The deaths of so many New Zealand children, it’s just a damning indictment on this country. There's a stain on this beautiful country. Serenity Jay, Hail-Sage McClutchie, Mikara, Baby Ru, James Whakaruru, Saliel and Olympia, you know, you can see their faces and you know that they're going to have to make room on the wall of shame because more babies are coming after them.

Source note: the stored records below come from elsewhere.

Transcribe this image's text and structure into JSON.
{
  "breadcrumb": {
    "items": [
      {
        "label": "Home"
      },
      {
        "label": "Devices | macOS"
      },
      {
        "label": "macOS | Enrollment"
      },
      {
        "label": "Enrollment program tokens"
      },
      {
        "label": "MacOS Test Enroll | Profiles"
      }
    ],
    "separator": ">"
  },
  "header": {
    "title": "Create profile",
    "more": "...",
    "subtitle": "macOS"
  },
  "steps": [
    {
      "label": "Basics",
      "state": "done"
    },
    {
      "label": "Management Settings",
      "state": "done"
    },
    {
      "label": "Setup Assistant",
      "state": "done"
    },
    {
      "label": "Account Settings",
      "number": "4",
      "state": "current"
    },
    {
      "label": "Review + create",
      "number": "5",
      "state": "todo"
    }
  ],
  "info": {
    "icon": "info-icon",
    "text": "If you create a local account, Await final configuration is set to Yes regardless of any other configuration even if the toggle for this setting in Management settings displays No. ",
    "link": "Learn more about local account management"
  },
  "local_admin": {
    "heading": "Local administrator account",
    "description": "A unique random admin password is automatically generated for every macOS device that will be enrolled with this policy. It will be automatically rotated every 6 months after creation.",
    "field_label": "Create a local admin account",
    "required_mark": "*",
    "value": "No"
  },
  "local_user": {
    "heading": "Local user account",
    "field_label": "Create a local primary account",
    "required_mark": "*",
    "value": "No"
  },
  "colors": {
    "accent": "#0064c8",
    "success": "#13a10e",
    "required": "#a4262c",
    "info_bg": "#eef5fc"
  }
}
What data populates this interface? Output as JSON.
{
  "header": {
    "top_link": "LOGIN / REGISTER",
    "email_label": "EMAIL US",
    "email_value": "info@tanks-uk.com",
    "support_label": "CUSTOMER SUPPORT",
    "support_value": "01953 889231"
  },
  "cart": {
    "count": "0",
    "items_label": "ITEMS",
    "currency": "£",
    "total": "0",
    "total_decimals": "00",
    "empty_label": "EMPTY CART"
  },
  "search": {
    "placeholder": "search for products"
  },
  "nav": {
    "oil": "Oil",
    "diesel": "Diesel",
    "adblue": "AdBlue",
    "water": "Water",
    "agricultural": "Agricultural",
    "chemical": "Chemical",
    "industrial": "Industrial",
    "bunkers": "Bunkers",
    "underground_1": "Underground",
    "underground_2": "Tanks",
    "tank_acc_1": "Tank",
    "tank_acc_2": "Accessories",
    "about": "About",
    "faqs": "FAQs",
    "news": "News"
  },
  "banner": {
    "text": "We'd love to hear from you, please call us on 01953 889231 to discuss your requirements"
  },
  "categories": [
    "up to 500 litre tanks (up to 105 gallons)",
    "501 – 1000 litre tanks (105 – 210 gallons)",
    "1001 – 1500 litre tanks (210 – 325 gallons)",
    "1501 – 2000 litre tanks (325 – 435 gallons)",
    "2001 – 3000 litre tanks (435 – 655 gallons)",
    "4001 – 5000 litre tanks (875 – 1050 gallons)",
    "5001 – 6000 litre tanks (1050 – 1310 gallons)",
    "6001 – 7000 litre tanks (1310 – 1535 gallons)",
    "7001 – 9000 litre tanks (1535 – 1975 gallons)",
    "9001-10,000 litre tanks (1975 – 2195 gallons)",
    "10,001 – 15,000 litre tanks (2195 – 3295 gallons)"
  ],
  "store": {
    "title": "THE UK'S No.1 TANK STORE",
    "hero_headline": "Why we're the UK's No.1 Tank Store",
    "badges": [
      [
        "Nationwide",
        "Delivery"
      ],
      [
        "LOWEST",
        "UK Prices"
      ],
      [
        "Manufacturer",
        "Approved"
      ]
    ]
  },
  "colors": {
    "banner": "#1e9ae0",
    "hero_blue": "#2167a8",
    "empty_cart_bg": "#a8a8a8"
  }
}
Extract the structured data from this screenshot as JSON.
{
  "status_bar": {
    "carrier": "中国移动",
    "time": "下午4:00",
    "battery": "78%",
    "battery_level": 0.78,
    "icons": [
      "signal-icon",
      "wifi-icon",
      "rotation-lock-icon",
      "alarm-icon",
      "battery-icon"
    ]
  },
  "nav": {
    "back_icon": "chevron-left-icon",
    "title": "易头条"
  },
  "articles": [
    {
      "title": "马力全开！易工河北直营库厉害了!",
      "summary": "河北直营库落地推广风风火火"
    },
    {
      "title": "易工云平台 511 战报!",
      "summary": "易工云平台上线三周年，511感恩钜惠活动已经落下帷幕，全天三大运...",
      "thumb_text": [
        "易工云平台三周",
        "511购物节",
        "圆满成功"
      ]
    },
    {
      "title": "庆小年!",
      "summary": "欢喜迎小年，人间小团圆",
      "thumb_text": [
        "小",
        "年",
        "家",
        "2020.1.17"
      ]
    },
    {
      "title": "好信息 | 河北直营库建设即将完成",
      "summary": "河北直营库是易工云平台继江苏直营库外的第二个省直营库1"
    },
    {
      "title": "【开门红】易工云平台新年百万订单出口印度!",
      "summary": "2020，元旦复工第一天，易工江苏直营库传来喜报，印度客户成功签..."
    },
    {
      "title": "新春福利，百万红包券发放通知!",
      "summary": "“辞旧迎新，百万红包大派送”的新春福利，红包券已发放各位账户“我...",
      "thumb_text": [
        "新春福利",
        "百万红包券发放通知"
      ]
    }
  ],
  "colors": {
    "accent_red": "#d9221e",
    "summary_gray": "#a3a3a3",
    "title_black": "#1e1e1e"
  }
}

Kerre McIvor, is a journalist, radio presenter, author and columnist. Currently hosts the Kerre Woodham mornings show on Newstalk ZB - where this article was sourced.


Robert Arthur said...

To what degree does the insistance on placing children within their own "culture" a limiting factor? Many outplaced in the past have done very well.
With many burdend with relatives from their own family, taking on yet more must be very demanding, and especially if they have absorbed significant te ao and tikanga.

Empathic said...

I don't think the underlying causes of Oranga Tamariki's dysfunction have been accurately identified. They will be varied and complex. One is the influence of feminist propaganda including excessive faith in the goodness of mothers and the idea that 'patriarchal power and control' is the basis of most family violence. This unevidenced belief has crept into family and criminal law with the concept that 'coercive control' (assumed to be done by men) is in itself violence comparable to murderous beatings. There have been numerous cases in which fathers have raised red flags about violence or risk provided by their children's mother, but the fathers have then been dismissed, treated as harassing the mother until the children are seriously harmed. Further, there have been numerous cases in which children have been removed from mothers and place elsewhere without the father being asked to have the child or even being consulted, often on the basis of some unsubstantiated allegation previously made against that father often as a ploy in a Family Court dispute over child 'custody' or so-called 'relationship property'.

Indeed, the situation of sole parents, subjecting children on average to much greater risk than in families including the biological father, is one based on feminist propaganda. Only a very small proportion of family breakups, encouraged and facilitated by government including specifically Oranga Tamariki, are due to any real violence.